Contemporain de François d’Assise (1181-1226), Antoine de Padoue naquit en 1195 (?), à Lisbonne. Son père, Martin, et sa mère, Maria Taveira, forment une famille aisée mais sans liens avec celle de Godefroy de Bouillon comme il fut écrit. Il reçut au baptême le nom de Fernand et dès l’âge de 8 ans, est inscrit à l’école-cathédrale voisine ouverte aux clercs et aux enfants pauvres. A l’âge de quinze ans, il entre chez les Chanoines Réguliers de Saint-Augustin de Lisbonne puis au couvent de Coïmbra, centre d’études réputé où Antoine acquit un grand savoir théologique basé sur les commentaires des textes bibliques, comme il était d’usage à l’époque. Il y sera témoin pourtant du relâchement de la vie religieuse et des abus de pouvoir des princes et prélats à cette époque Il y aurait été ordonné prêtre vers l’âge de 25 ans.

En 1220, quand les restes des premiers martyrs franciscains furent ramenés du Maroc au Portugal, il demanda à être admis au couvent franciscain des Oliviers et devient frère Antoine. Il eut l’autorisation de partir au Maroc pour évangéliser les Maures. Mais une grave maladie l’obligea à revenir au Portugal. Au cours du retour, une violente tempête fit dériver son bateau sur les côtes de Sicile. Après un déplacement à Assise où il entendit François, il vécut un an dans un petit monastère à Forli, au nord-est de Florence, dans la solitude et la contemplation.

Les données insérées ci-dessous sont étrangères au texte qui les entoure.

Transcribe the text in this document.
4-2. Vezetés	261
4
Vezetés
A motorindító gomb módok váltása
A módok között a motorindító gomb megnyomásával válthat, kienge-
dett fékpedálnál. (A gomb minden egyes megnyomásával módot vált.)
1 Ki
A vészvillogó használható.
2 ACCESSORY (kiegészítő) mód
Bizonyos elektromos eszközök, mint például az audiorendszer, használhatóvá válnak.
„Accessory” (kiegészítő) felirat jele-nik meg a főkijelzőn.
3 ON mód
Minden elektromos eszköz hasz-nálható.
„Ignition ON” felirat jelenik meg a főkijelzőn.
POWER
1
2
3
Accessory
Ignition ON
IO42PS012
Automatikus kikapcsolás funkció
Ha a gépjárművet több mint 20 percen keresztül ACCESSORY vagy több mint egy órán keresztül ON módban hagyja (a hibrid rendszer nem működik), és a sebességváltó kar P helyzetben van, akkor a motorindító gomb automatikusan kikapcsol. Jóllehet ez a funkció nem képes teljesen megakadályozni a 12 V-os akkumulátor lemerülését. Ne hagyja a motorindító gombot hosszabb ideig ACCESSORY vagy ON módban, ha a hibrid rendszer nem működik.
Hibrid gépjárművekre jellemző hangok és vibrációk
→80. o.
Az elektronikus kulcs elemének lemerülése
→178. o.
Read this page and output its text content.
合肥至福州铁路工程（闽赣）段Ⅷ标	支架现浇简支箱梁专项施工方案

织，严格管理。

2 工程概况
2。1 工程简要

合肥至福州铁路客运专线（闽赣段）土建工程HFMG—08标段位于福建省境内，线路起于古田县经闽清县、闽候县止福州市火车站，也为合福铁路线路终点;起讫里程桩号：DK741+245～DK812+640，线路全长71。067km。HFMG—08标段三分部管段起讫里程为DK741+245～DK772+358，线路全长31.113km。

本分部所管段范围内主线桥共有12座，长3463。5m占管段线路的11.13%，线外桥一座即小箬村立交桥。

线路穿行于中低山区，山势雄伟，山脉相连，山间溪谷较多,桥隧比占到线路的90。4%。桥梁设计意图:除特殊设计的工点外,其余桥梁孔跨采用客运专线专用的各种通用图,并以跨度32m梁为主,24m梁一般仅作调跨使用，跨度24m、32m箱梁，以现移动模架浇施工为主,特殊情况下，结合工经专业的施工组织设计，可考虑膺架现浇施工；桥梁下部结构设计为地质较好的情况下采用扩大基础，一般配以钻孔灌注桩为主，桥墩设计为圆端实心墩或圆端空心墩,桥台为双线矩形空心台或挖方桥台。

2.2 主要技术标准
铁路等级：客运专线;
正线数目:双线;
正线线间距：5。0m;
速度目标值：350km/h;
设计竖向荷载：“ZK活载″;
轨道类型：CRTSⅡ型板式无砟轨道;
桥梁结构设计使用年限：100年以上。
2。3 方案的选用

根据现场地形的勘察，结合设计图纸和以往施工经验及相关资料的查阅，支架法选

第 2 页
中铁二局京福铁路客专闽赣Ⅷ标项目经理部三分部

En 1222, à l’occasion de l’ordination de frères mineurs à Forli, il dut remplacer au pied levé le prédicateur de la conférence. Il y montra un exceptionnel talent d’orateur. Ses supérieurs décidèrent alors de l’envoyer prêcher en Italie, à Bologne, Padoue et en France (1224-1227) à Limoges, Toulouse, le Puy, Montpellier. On dispose d’un soutien écrit de François d’Assise. A Brive-la-Gaillarde, il fonde un couvent ; on montre encore la grotte dans laquelle il aurait résidé. A cette époque, l’hérésie des Albigeois, issue des courants gnostiques, se propageait dans tout le midi de la France. Par ses prédications et lors des débats publics, appelés « controverses, il réussit à ramener à l’Eglise bon nombre de ceux qu’on a appelé « Cathares ». Il revient en Italie fin 1226, année de la mort de François d’Assise, pour un Chapitre réunissant les « Custodes » (les supérieurs) dont Antoine, Custode de Limoges pour toute la province du Languedoc.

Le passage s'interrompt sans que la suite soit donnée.